The grand jury faulted many officials for three botched execution attempts but issued no indictments after its months-long investigation. But the panel noted that Fallin's general counsel, Steve Mullins, advocated for the use of potassium acetate in the Sept. 30 execution of Richard Glossip, even though the state's lethal injection protocol calls for potassium chloride, which stops the heart. Fallin later issued a last-minute stay for Glossip, who remains on death row.

"The governor's general counsel stated potassium chloride and potassium acetate were basically one in the same drug, advising deputy attorney general to 'Google it,'" the grand jury report said. Mullins also argued that the state shouldn't file a stay for Glossip's execution because "it would look bad for the state of Oklahoma because potassium acetate had already been used in (Charles) Warner's execution."

Mullins resigned in February as Fallin's general counsel. A home phone number in his name rang unanswered Thursday afternoon.

"It is unacceptable for the governor's general counsel to so flippantly and recklessly disregard the written protocol and the rights of Richard Glossip," the grand jury said in its report.

Attorney General Scott Pruitt, who called for the grand jury investigation, said the report clearly outlined the problems in the system.

"A number of individuals responsible for carrying out the execution process were careless, cavalier and in some circumstances dismissive of established procedures," Pruitt said.

The head of the prison system and the penitentiary warden also quit after appearing before the grand jury.

The grand jury also suggested the state should study the use of nitrogen gas to administer the death penalty, saying it would be "easy and inexpensive to obtain" and "simple to administer." Oklahoma now uses a three-drug protocol, beginning with the surgical sedative midazolam, in its executions.

Pruitt had assembled the panel after the provider of Oklahoma's execution drugs sent the wrong chemical for Glossip's scheduled Sept. 30 execution. After the execution was called off, it was later revealed that Warner had been executed with the same wrong drug in January 2015.

The drug mix-ups followed a botched execution in April 2014 in which inmate Clayton Lockett struggled on a gurney before dying 43 minutes into his lethal injection — and after the state's prison's chief ordered executioners to stop.
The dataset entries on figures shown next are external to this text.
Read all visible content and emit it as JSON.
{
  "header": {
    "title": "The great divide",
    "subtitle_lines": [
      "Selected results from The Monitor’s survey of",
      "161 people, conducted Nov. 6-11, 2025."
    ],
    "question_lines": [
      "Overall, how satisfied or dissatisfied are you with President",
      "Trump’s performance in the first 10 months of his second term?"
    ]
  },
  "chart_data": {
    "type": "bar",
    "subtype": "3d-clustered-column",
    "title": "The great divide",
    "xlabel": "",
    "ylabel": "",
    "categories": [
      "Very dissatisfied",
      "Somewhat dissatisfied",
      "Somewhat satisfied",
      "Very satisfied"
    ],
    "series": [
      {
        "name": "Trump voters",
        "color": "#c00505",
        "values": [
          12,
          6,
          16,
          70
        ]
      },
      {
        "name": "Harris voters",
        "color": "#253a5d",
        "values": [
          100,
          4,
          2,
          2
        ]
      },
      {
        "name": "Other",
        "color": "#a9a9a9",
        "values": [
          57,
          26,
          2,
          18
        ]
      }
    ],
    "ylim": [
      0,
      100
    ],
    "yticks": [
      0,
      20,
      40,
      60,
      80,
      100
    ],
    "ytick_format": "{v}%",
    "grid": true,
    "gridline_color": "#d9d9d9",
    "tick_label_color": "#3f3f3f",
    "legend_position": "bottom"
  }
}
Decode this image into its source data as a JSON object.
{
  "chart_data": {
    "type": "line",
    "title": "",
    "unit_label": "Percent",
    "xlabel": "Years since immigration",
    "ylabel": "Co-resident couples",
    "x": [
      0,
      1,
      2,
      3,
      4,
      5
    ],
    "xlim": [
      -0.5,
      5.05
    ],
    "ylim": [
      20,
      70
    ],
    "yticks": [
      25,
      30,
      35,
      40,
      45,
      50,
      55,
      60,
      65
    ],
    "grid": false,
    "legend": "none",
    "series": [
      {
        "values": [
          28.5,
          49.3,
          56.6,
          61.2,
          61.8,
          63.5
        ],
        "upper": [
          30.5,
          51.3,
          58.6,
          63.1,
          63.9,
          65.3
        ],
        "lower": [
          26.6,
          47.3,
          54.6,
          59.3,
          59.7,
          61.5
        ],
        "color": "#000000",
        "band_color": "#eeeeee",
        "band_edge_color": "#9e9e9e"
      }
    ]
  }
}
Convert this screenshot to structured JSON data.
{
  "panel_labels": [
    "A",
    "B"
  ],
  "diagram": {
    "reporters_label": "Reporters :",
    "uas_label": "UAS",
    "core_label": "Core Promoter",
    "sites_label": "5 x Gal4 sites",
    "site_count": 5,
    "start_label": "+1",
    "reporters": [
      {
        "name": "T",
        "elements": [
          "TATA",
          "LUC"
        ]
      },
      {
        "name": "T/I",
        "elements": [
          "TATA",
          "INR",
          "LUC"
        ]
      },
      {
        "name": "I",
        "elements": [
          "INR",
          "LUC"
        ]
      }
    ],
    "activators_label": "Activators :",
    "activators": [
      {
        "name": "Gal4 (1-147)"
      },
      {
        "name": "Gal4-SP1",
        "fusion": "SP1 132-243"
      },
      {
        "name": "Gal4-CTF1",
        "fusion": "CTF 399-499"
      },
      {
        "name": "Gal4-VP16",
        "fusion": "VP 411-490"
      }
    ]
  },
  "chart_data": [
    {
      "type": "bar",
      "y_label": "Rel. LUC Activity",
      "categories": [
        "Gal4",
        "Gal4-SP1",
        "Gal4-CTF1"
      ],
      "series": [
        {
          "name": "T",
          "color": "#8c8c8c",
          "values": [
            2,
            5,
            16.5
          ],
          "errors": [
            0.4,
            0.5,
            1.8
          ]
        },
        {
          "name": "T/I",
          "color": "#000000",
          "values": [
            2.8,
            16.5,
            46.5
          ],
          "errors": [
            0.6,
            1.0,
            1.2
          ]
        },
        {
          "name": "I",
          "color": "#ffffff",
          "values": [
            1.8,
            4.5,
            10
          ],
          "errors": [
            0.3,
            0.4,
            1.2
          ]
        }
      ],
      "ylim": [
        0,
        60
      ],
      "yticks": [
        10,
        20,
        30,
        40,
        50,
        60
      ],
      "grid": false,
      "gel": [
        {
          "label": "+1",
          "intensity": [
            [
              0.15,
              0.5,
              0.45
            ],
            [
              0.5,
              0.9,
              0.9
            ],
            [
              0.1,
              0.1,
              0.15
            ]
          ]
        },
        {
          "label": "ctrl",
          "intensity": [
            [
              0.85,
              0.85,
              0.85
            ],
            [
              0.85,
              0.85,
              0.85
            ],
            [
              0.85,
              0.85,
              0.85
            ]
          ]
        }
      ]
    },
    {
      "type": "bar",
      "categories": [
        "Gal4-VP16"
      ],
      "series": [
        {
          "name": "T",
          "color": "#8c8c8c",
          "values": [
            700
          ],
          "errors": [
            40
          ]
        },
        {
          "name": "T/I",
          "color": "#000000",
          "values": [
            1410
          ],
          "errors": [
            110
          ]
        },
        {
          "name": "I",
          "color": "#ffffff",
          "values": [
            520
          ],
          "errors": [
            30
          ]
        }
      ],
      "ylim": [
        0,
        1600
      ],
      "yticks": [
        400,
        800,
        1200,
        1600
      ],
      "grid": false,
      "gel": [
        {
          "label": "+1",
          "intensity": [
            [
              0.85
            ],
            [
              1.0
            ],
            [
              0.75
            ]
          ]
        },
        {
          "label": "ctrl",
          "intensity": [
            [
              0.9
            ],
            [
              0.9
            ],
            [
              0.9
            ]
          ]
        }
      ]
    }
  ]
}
Oklahoma's court system has put executions on hold pending the grand jury's probe. Pruitt has said he will not ask the court to schedule any execution dates until at least 150 days — or about five months — after the results are released and his office is officially notified that the prisons system believes it can execute prisoners according to the state's guidelines. In the meantime, five Oklahoma death row inmates have exhausted their appeals and are awaiting execution dates.

In receiving the 106-page report, Oklahoma County District Judge Donald Deason thanked the grand jury for its work and said Oklahomans "need to know somebody has been looking at the monkey business that's been going on at the Department of Corrections."